Morgan Park

 Baptist Church

Rev. Dr. Joel Mitchell, Pastor



11024 S. Bell Avenue 

Chicago, IL 60643

​773-445-9443

Reflection January 29, 2017


A Year of Discernment
Rev. Dr. Thomas Aldworth


     Every church community, every Christ-congregation, needs to occasionally ponder where the Spirit is leading it. Now is the time for us as a beloved community gathered by the Spirit in the powerful name of Jesus Christ to see where we’re being led.

     We are a small congregation and getting smaller. In roughly the past 12 months, we have lost five dearly loved people to the eternal embrace of God. It is very difficult to recover from such significant losses.

     Our Board of Deacons is committed to exploring the various options that are open to us. We will also be again challenged to do all we can to bring more people into our beloved congregation. I will discuss this challenge on Sunday morning.

       In last week’s Advance, I brought to us material about how the Spirit leads and guides us. I don’t believe we hear and learn as much as we need about the Spirit of the Living God and how this Spirit works in and among us. To that end I brought us material from one of the most prominent Christian theologians, Jurgen Moltmann. I hope and pray that we all had the opportunity to ponder and pray regarding that material.

     In this week’s Advance, I bring to us some thoughts from the Disciple of Christ writer and professor, Kay Northcutt’s wonderful book, Kindling Desire for God. “… paying attention to God is like every other human competency (whether baking a cake, reading a book, or learning to feel empathy): it must be learned. Just like learning to ride a bike - first with training wheels and eventually with a loving adult running alongside providing balance - we also learn how to be with God.”

     In other words, learning to be with God, learning to open our hearts and our souls to the Spirit of God, is something we must be taught. Ideally, our parents helped us with this most vital task when we were young. But I fear many of us did not have parents who were especially attuned to the subtle workings of the Spirit. Nor did we always have the best teachers in school or in church to help us become deeply sensitive to how God works within us and among us.

     As American Baptists, we believe each of us has been given the godly grace to read and understand the Scriptures. We believe mightily in the priesthood of all believers. But every one of us - myself certainly included - need others who can serve as our spiritual guides.

     We are not all equal when it comes to our sensitivity to the workings of God’s Holy Spirit. I freely admit I miss the daily assistance of my beloved Beth in helping me stay more closely connected with the promptings of God’s abiding presence. She was a master at discernment. With her passing, I have lost my guiding star. I have not lost my way but the way has become decidedly more difficult and lonely.

     Those who are best at discerning the Spirit’s movement within and among us are those who pray the most. In our overly busy lives, prayer seems to become easily jettisoned. How many of us set time aside every morning and evening for prayer? Prayer seems to be something we do on Sunday mornings. Yet without daily and deep prayer, we’ll remain deeply confused. I believe the main task of every pastor is to be a person of prayer. Yet such pastors are, frankly, not easily found.
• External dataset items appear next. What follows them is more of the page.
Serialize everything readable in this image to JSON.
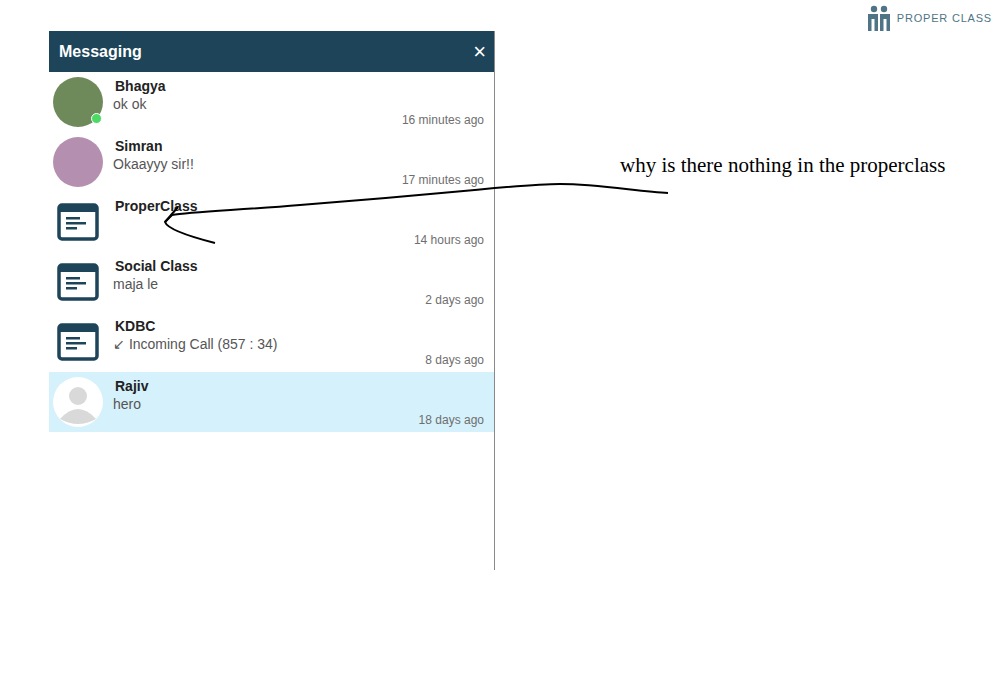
{
  "logo": {
    "text": "PROPER CLASS"
  },
  "panel": {
    "title": "Messaging",
    "close": "×"
  },
  "conversations": [
    {
      "name": "Bhagya",
      "preview": "ok ok",
      "time": "16 minutes ago",
      "kind": "photo",
      "color": "#6f8a5a",
      "online": true,
      "selected": false
    },
    {
      "name": "Simran",
      "preview": "Okaayyy sir!!",
      "time": "17 minutes ago",
      "kind": "photo",
      "color": "#b48fb0",
      "online": false,
      "selected": false
    },
    {
      "name": "ProperClass",
      "preview": "",
      "time": "14 hours ago",
      "kind": "group",
      "color": "#1d4459",
      "online": false,
      "selected": false
    },
    {
      "name": "Social Class",
      "preview": "maja le",
      "time": "2 days ago",
      "kind": "group",
      "color": "#1d4459",
      "online": false,
      "selected": false
    },
    {
      "name": "KDBC",
      "preview": "↙ Incoming Call (857 : 34)",
      "time": "8 days ago",
      "kind": "group",
      "color": "#1d4459",
      "online": false,
      "selected": false
    },
    {
      "name": "Rajiv",
      "preview": "hero",
      "time": "18 days ago",
      "kind": "default",
      "color": "#d9d9d9",
      "online": false,
      "selected": true
    }
  ],
  "annotation": {
    "text": "why is there nothing in the properclass"
  }
}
     True pastors (and I hope I am one - but without Beth by my side - I am uncertain if I am a true pastor. Beth and I were co-pastors of this church. We both knew this even if our beloved congregation was not aware of this ministerial partnership!) --- true pastors “guide human persons in learning God: how to love and be loved by God, how to delight in God, and how to be hospitable toward God, how to suffer with God.” (Northcutt)
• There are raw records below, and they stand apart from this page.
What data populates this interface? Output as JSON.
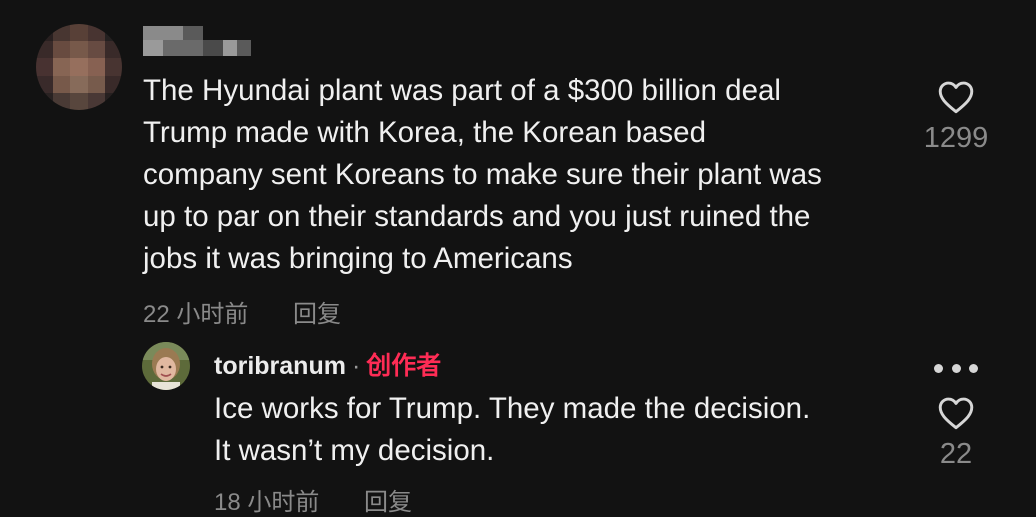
{
  "comment": {
    "username_visible": "",
    "text_lines": [
      "The Hyundai plant was part of a $300 billion deal",
      "Trump made with Korea, the Korean based",
      "company sent Koreans to make sure their plant was",
      "up to par on their standards and you just ruined the",
      "jobs it was bringing to Americans"
    ],
    "time": "22 小时前",
    "reply_label": "回复",
    "like_count": "1299",
    "like_icon": "heart-outline-icon"
  },
  "reply": {
    "username": "toribranum",
    "separator": "·",
    "badge": "创作者",
    "badge_color": "#fe2c55",
    "text_lines": [
      "Ice works for Trump. They made the decision.",
      "It wasn’t my decision."
    ],
    "time": "18 小时前",
    "reply_label": "回复",
    "like_count": "22",
    "like_icon": "heart-outline-icon",
    "more_icon": "more-horizontal-icon"
  },
  "colors": {
    "background": "#121212",
    "text": "#f0f0f0",
    "muted": "#8a8a8a",
    "accent": "#fe2c55"
  }
}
       The famous French existentialist and Christian philosopher, Gabriel Marcel, (whom I read in my undergraduate classes) was asked once “How did you come to know God?” Marcel responded simply, “I came to know God by loving someone in whom God dwelt.” This is most assuredly the case with me. I suspect it is also the case with most every person who comes to God.
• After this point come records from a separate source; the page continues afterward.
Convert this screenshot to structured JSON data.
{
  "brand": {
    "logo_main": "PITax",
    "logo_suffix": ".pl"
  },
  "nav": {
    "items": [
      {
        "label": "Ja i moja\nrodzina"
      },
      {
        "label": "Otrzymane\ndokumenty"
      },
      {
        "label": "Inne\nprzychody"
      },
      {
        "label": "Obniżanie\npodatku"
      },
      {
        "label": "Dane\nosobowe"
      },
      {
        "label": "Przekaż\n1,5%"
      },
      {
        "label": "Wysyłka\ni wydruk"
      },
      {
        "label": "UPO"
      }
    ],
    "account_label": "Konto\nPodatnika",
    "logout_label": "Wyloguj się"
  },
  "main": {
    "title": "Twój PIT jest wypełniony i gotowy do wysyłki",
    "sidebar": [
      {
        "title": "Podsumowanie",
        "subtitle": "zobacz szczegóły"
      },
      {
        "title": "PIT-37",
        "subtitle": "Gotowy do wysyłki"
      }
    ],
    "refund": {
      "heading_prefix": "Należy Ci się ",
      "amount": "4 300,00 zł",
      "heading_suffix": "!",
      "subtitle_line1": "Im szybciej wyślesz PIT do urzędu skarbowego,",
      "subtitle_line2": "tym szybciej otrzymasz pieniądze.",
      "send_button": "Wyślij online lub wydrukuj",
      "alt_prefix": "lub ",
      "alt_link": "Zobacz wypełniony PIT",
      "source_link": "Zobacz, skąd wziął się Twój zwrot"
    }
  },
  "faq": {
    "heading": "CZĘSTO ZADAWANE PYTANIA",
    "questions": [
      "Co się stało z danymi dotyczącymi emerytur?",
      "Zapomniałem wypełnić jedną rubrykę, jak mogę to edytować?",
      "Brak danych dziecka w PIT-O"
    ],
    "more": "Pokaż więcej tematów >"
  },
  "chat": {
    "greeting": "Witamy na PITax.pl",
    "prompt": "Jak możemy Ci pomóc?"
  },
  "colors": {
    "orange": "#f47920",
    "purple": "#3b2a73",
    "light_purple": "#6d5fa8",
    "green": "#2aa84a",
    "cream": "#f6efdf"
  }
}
     In the year to come, we will all need to come more deeply to God. I pray I’ll be ready to assist in this process. I also pray that our deacons will be ready to assist our beloved congregation in this process. We all have holy work and holy listening to do!

     “Human persons - in whom God’s love is transparent - attract others to God.” (Northcutt) We very much need to attract new people to our beloved church. How do we do this? I have some new ideas that may help in this process.

     Yet, ultimately, we attract people to our church by allowing God’s love to shine through us. This is harder than it sounds because we are all deeply human. We are all flawed. We are all in the process of being saved. We are not there yet. We all, myself included, need continued conversion to become the child of God and the disciple of Christ that we’re called to become.

     Those who are married understand the primary need to cultivate and nurture their relationship. No other relationship in a family is as important and in need of as much care as the relationship between the spouses. There is only one other relationship that demands as much attention and care and that is every person’s relationship with our Almighty God.     Every one of us needs to strike a balance between work for God and being present  with God. Many of us who are pastors spend a great deal of time doing for God and, unfortunately, precious little time being with God. One thing that has come to me with Beth’s untimely death is the amount of silence and space I have in my evenings. I pray that - with God’s help - I will use this silence and space to deepen my relationship with my God and become more receptive to God’s promptings and divine graces.